Forse furono davvero questi tristi fatti a spingere alcuni temerari comaschi (all’epoca il viaggio era davvero lungo ed impervio) alla scoperta di quelle valli alpine. I primi furono un gruppo di amici ed appassionati cacciatori di Inverigo di cui io riesco a ricordare purtroppo solo “Sandrino” e la sua mitica 500 con cui affrontava le quasi 13 ore di viaggio.
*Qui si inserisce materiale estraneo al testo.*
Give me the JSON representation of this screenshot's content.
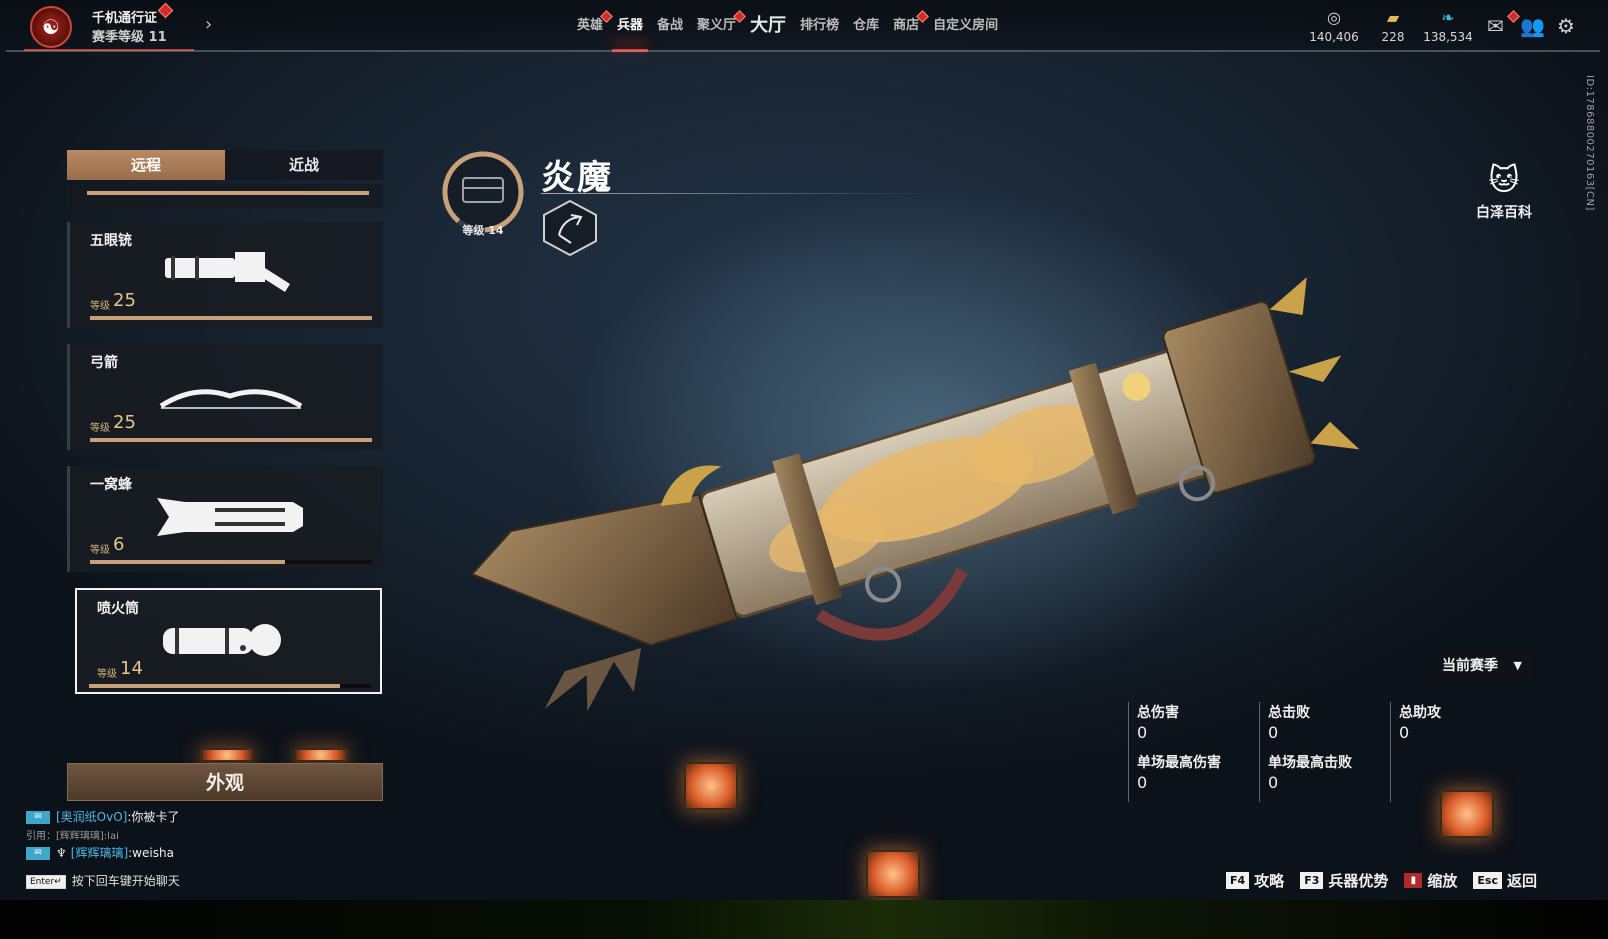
{
  "topbar": {
    "pass_title": "千机通行证",
    "season_level": "赛季等级 11",
    "nav": [
      {
        "label": "英雄",
        "active": false,
        "badge": true
      },
      {
        "label": "兵器",
        "active": true,
        "badge": false
      },
      {
        "label": "备战",
        "active": false,
        "badge": false
      },
      {
        "label": "聚义厅",
        "active": false,
        "badge": true
      },
      {
        "label": "大厅",
        "active": false,
        "badge": false,
        "big": true
      },
      {
        "label": "排行榜",
        "active": false,
        "badge": false
      },
      {
        "label": "仓库",
        "active": false,
        "badge": false
      },
      {
        "label": "商店",
        "active": false,
        "badge": true
      },
      {
        "label": "自定义房间",
        "active": false,
        "badge": false
      }
    ],
    "currencies": [
      {
        "icon": "coin-stack-icon",
        "value": "140,406"
      },
      {
        "icon": "ticket-icon",
        "value": "228"
      },
      {
        "icon": "feather-icon",
        "value": "138,534"
      }
    ]
  },
  "left_panel": {
    "tabs": [
      "远程",
      "近战"
    ],
    "active_tab": "远程",
    "weapons": [
      {
        "name": "五眼铳",
        "level_label": "等级",
        "level": "25",
        "xp": 1.0,
        "icon": "five-eye-gun-icon"
      },
      {
        "name": "弓箭",
        "level_label": "等级",
        "level": "25",
        "xp": 1.0,
        "icon": "bow-icon"
      },
      {
        "name": "一窝蜂",
        "level_label": "等级",
        "level": "6",
        "xp": 0.69,
        "icon": "rocket-launcher-icon"
      },
      {
        "name": "喷火筒",
        "level_label": "等级",
        "level": "14",
        "xp": 0.89,
        "icon": "flamethrower-icon",
        "selected": true
      }
    ],
    "appearance_button": "外观"
  },
  "weapon": {
    "title": "炎魔",
    "level_text": "等级 14",
    "type_icon": "ranged-weapon-icon"
  },
  "right_panel": {
    "encyclopedia": "白泽百科",
    "player_id": "ID:178688002701​63[CN]",
    "season_select": "当前赛季",
    "stats": [
      {
        "label": "总伤害",
        "value": "0"
      },
      {
        "label": "总击败",
        "value": "0"
      },
      {
        "label": "总助攻",
        "value": "0"
      },
      {
        "label": "单场最高伤害",
        "value": "0"
      },
      {
        "label": "单场最高击败",
        "value": "0"
      }
    ]
  },
  "chat": {
    "messages": [
      {
        "name": "[奥润纸OvO]",
        "text": ":你被卡了"
      },
      {
        "quote": "引用：[辉辉璃璃]:lai"
      },
      {
        "name": "[辉辉璃璃]",
        "text": ":weisha"
      }
    ],
    "hint_key": "Enter↵",
    "hint": "按下回车键开始聊天"
  },
  "hotkeys": [
    {
      "key": "F4",
      "label": "攻略"
    },
    {
      "key": "F3",
      "label": "兵器优势"
    },
    {
      "key": "",
      "label": "缩放",
      "book": true
    },
    {
      "key": "Esc",
      "label": "返回"
    }
  ],
  "colors": {
    "accent_red": "#e03a2c",
    "tab_active": "#b98a63",
    "xp_bar": "#c8a07a",
    "level_gold": "#e7c48a",
    "chat_name": "#4fb7e3"
  }
}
Poi altri tra cui mio padre (con una 127) e dopo di lui amici di Scarenna, Civenna e Valbrona.

Tra quei monti “I Comaschi” hanno fama di grandi casinisti, di bevitori ed avventurieri ma sono anche noti per il loro altruismo e la loro lealtà: essere Comaschi tra quei monti è un grande onore ma anche una grande responsabilità per i meriti di chi ci ha preceduto.

Davide Valsecchi

Settembre2012: Destinazione Carnia

Settembre2012: Destinazione Carnia

Questa volta si parte per una meta davvero d’eccezione, un salto in una natura incontaminata che riemerge prepotente dal mio passato. Questa volta si parte per un angolo remoto delle nostre magnifiche Alpi, per una terra di confine tra Veneto, Friuli, Austria e Slovenia. Questa volta per le terre di confine, si parte per la Carnia.
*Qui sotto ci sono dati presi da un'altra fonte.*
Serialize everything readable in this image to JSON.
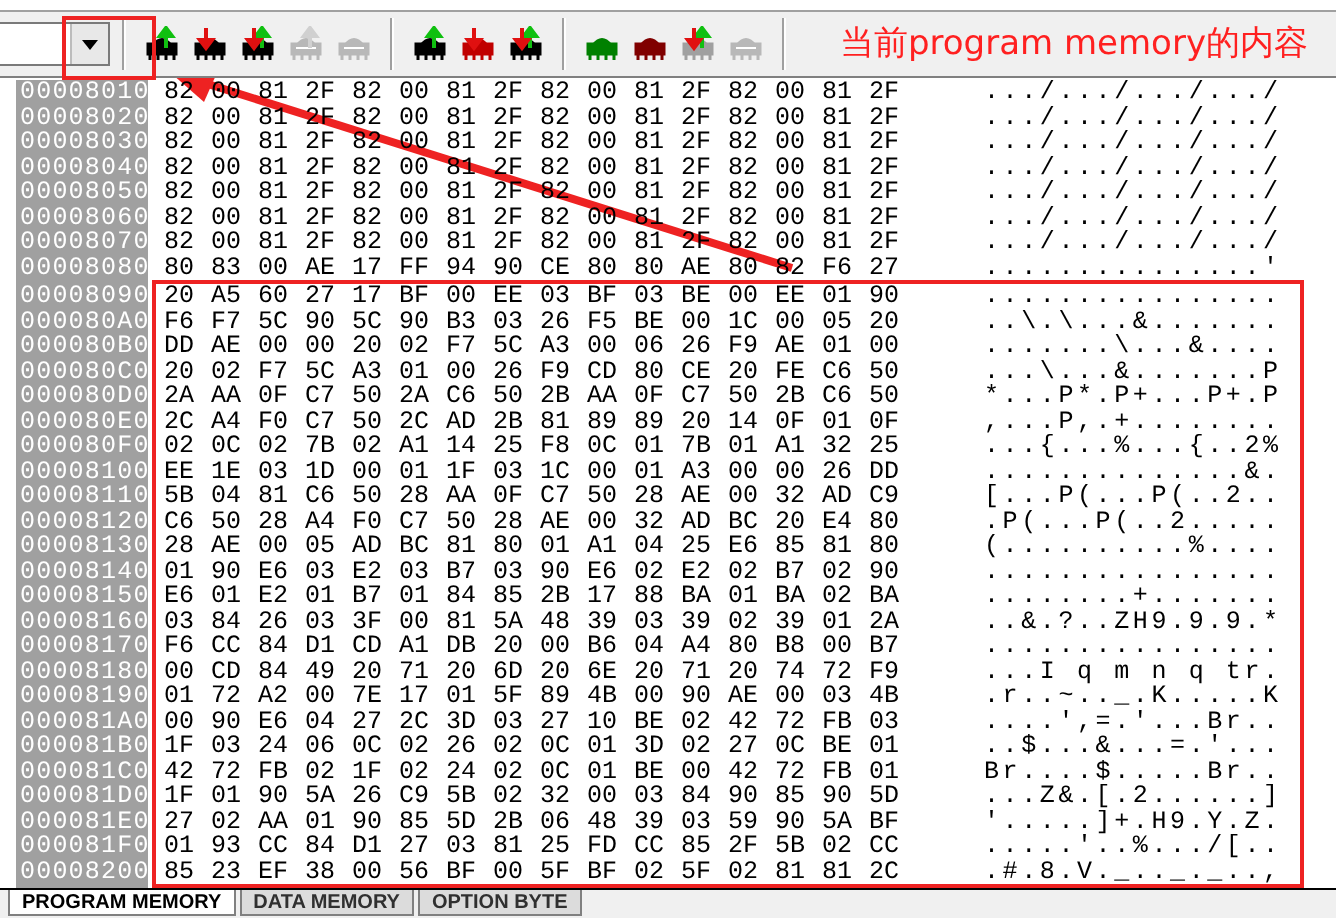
{
  "toolbar": {
    "groups": [
      [
        {
          "color": "#000000",
          "kind": "upload",
          "disabled": false
        },
        {
          "color": "#000000",
          "kind": "download",
          "disabled": false
        },
        {
          "color": "#000000",
          "kind": "exchange",
          "disabled": false
        },
        {
          "color": "#b8b8b8",
          "kind": "upload",
          "disabled": true
        },
        {
          "color": "#b8b8b8",
          "kind": "plain",
          "disabled": true
        }
      ],
      [
        {
          "color": "#000000",
          "kind": "upload",
          "disabled": false
        },
        {
          "color": "#c00000",
          "kind": "download",
          "disabled": false
        },
        {
          "color": "#000000",
          "kind": "exchange",
          "disabled": false
        }
      ],
      [
        {
          "color": "#008000",
          "kind": "plain",
          "disabled": false
        },
        {
          "color": "#800000",
          "kind": "plain",
          "disabled": false
        },
        {
          "color": "#a0a0a0",
          "kind": "exchange",
          "disabled": false
        },
        {
          "color": "#b8b8b8",
          "kind": "plain",
          "disabled": true
        }
      ]
    ]
  },
  "rows": [
    {
      "address": "00008010",
      "hex": "82 00 81 2F 82 00 81 2F 82 00 81 2F 82 00 81 2F",
      "ascii": ".../.../.../.../"
    },
    {
      "address": "00008020",
      "hex": "82 00 81 2F 82 00 81 2F 82 00 81 2F 82 00 81 2F",
      "ascii": ".../.../.../.../"
    },
    {
      "address": "00008030",
      "hex": "82 00 81 2F 82 00 81 2F 82 00 81 2F 82 00 81 2F",
      "ascii": ".../.../.../.../"
    },
    {
      "address": "00008040",
      "hex": "82 00 81 2F 82 00 81 2F 82 00 81 2F 82 00 81 2F",
      "ascii": ".../.../.../.../"
    },
    {
      "address": "00008050",
      "hex": "82 00 81 2F 82 00 81 2F 82 00 81 2F 82 00 81 2F",
      "ascii": ".../.../.../.../"
    },
    {
      "address": "00008060",
      "hex": "82 00 81 2F 82 00 81 2F 82 00 81 2F 82 00 81 2F",
      "ascii": ".../.../.../.../"
    },
    {
      "address": "00008070",
      "hex": "82 00 81 2F 82 00 81 2F 82 00 81 2F 82 00 81 2F",
      "ascii": ".../.../.../.../"
    },
    {
      "address": "00008080",
      "hex": "80 83 00 AE 17 FF 94 90 CE 80 80 AE 80 82 F6 27",
      "ascii": "...............'"
    },
    {
      "address": "00008090",
      "hex": "20 A5 60 27 17 BF 00 EE 03 BF 03 BE 00 EE 01 90",
      "ascii": "................"
    },
    {
      "address": "000080A0",
      "hex": "F6 F7 5C 90 5C 90 B3 03 26 F5 BE 00 1C 00 05 20",
      "ascii": "..\\.\\...&......."
    },
    {
      "address": "000080B0",
      "hex": "DD AE 00 00 20 02 F7 5C A3 00 06 26 F9 AE 01 00",
      "ascii": ".......\\...&...."
    },
    {
      "address": "000080C0",
      "hex": "20 02 F7 5C A3 01 00 26 F9 CD 80 CE 20 FE C6 50",
      "ascii": "...\\...&.......P"
    },
    {
      "address": "000080D0",
      "hex": "2A AA 0F C7 50 2A C6 50 2B AA 0F C7 50 2B C6 50",
      "ascii": "*...P*.P+...P+.P"
    },
    {
      "address": "000080E0",
      "hex": "2C A4 F0 C7 50 2C AD 2B 81 89 89 20 14 0F 01 0F",
      "ascii": ",...P,.+........"
    },
    {
      "address": "000080F0",
      "hex": "02 0C 02 7B 02 A1 14 25 F8 0C 01 7B 01 A1 32 25",
      "ascii": "...{...%...{..2%"
    },
    {
      "address": "00008100",
      "hex": "EE 1E 03 1D 00 01 1F 03 1C 00 01 A3 00 00 26 DD",
      "ascii": "..............&."
    },
    {
      "address": "00008110",
      "hex": "5B 04 81 C6 50 28 AA 0F C7 50 28 AE 00 32 AD C9",
      "ascii": "[...P(...P(..2.."
    },
    {
      "address": "00008120",
      "hex": "C6 50 28 A4 F0 C7 50 28 AE 00 32 AD BC 20 E4 80",
      "ascii": ".P(...P(..2....."
    },
    {
      "address": "00008130",
      "hex": "28 AE 00 05 AD BC 81 80 01 A1 04 25 E6 85 81 80",
      "ascii": "(..........%...."
    },
    {
      "address": "00008140",
      "hex": "01 90 E6 03 E2 03 B7 03 90 E6 02 E2 02 B7 02 90",
      "ascii": "................"
    },
    {
      "address": "00008150",
      "hex": "E6 01 E2 01 B7 01 84 85 2B 17 88 BA 01 BA 02 BA",
      "ascii": "........+......."
    },
    {
      "address": "00008160",
      "hex": "03 84 26 03 3F 00 81 5A 48 39 03 39 02 39 01 2A",
      "ascii": "..&.?..ZH9.9.9.*"
    },
    {
      "address": "00008170",
      "hex": "F6 CC 84 D1 CD A1 DB 20 00 B6 04 A4 80 B8 00 B7",
      "ascii": "................"
    },
    {
      "address": "00008180",
      "hex": "00 CD 84 49 20 71 20 6D 20 6E 20 71 20 74 72 F9",
      "ascii": "...I q m n q tr."
    },
    {
      "address": "00008190",
      "hex": "01 72 A2 00 7E 17 01 5F 89 4B 00 90 AE 00 03 4B",
      "ascii": ".r..~.._.K.....K"
    },
    {
      "address": "000081A0",
      "hex": "00 90 E6 04 27 2C 3D 03 27 10 BE 02 42 72 FB 03",
      "ascii": "....',=.'...Br.."
    },
    {
      "address": "000081B0",
      "hex": "1F 03 24 06 0C 02 26 02 0C 01 3D 02 27 0C BE 01",
      "ascii": "..$...&...=.'..."
    },
    {
      "address": "000081C0",
      "hex": "42 72 FB 02 1F 02 24 02 0C 01 BE 00 42 72 FB 01",
      "ascii": "Br....$.....Br.."
    },
    {
      "address": "000081D0",
      "hex": "1F 01 90 5A 26 C9 5B 02 32 00 03 84 90 85 90 5D",
      "ascii": "...Z&.[.2......]"
    },
    {
      "address": "000081E0",
      "hex": "27 02 AA 01 90 85 5D 2B 06 48 39 03 59 90 5A BF",
      "ascii": "'.....]+.H9.Y.Z."
    },
    {
      "address": "000081F0",
      "hex": "01 93 CC 84 D1 27 03 81 25 FD CC 85 2F 5B 02 CC",
      "ascii": ".....'..%.../[.."
    },
    {
      "address": "00008200",
      "hex": "85 23 EF 38 00 56 BF 00 5F BF 02 5F 02 81 81 2C",
      "ascii": ".#.8.V._.._._..,"
    }
  ],
  "tabs": [
    {
      "label": "PROGRAM MEMORY",
      "selected": true
    },
    {
      "label": "DATA MEMORY",
      "selected": false
    },
    {
      "label": "OPTION BYTE",
      "selected": false
    }
  ],
  "annotation": {
    "label": "当前program memory的内容"
  }
}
Studiando le cartine e riguardando le foto rimango stupito da quanto tempo sia trascorso dall’ultima volta che sono stato lassù. Per me sarà un ritorno ed al tempo stesso una riscoperta: da bambino  trascorrevo lassù tutte le estati e, sebbene sia un territorio che ho conosciuto a fondo, è tempo di esplorarlo di nuovo con occhi più “adulti”.
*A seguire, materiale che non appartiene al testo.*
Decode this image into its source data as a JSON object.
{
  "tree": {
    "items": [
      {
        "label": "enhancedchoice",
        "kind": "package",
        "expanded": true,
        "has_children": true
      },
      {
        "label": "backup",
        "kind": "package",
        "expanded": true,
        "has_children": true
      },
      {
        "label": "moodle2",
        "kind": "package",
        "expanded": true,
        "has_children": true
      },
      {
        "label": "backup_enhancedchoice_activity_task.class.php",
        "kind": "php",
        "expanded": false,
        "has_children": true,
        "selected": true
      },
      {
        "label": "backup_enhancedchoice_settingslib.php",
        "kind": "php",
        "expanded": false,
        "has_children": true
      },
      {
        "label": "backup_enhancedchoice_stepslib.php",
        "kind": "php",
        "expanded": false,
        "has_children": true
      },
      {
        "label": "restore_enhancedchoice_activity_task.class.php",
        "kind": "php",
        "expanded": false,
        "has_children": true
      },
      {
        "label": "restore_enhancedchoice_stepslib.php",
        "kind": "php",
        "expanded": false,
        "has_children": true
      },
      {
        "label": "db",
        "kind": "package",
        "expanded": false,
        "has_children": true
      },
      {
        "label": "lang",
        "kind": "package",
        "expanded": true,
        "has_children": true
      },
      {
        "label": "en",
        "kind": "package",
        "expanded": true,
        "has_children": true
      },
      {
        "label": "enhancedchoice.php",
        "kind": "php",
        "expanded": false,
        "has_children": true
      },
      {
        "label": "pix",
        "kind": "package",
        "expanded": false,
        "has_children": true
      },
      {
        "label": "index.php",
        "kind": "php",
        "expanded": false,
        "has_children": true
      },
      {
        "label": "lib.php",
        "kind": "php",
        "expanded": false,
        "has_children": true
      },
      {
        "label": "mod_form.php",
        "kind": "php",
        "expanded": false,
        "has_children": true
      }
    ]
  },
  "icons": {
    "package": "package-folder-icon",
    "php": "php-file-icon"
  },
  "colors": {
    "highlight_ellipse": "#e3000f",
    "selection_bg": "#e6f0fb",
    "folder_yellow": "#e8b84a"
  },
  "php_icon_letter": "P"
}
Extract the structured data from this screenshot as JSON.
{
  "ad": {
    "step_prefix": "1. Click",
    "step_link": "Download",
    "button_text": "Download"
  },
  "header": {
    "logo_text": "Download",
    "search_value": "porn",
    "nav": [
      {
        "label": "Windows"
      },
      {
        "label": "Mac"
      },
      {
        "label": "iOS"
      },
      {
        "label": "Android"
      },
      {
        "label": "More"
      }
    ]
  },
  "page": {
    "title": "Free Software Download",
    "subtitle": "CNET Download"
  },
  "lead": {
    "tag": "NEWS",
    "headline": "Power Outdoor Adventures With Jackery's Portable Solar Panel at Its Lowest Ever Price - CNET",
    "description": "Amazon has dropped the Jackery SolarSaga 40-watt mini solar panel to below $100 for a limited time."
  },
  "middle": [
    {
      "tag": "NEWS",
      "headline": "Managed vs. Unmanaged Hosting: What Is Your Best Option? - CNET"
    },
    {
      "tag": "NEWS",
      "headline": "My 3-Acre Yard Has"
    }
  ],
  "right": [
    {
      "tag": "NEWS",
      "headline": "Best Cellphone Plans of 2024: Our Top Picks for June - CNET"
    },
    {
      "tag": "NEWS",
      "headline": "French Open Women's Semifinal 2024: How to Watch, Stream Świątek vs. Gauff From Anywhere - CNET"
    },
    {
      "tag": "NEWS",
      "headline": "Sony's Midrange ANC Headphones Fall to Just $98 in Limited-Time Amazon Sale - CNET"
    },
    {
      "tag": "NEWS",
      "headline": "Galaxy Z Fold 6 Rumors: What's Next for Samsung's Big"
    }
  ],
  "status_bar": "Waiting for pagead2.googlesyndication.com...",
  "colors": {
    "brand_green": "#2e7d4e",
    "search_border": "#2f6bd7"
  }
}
Credo siano ormai quasi dieci anni dall’ultima volta lassù a Forni Avoltri, il paese che nel mio cuore è una seconda casa. “Forni” è adagiato nella verdeggiante piana della Val Degano, a 888 metri d’altitudine è circondato da una strepitosa corona di montagne che supera i 2000 metri che ha nel Monte Coglians (2.780 m) la vetta più alta di tutto il Friuli. Mi attendono magnifici contrafforti di roccia che si elevano brillanti al di sopra dei boschi più verdi ed incontaminati che abbia mai incontrato.

E’ un luogo magico che nella propria natura “selvaggia” e spesso poco conosciuta racchiude meraviglie da scoprire ed esplorare. La mi infanzia straripa di storie ed avventure vissute tra quei monti ed è giunto il momento di tornare lassù e mettere a frutto quanto “appreso” in questi anni a spasso per il mondo.

India, Pakistan, Tanzania o Congo possono essere stati “impegnativi” ma posso garantivi che non mi hanno spaventato ed emozionato come ora mi scuote l’idea di tornare in Carnia: sarà davvero un viaggio “intimo” tra natura e ricordi, un’avventura magnifica e libera!

Ancora una settimana per finire le ultime faccende e poi si parte!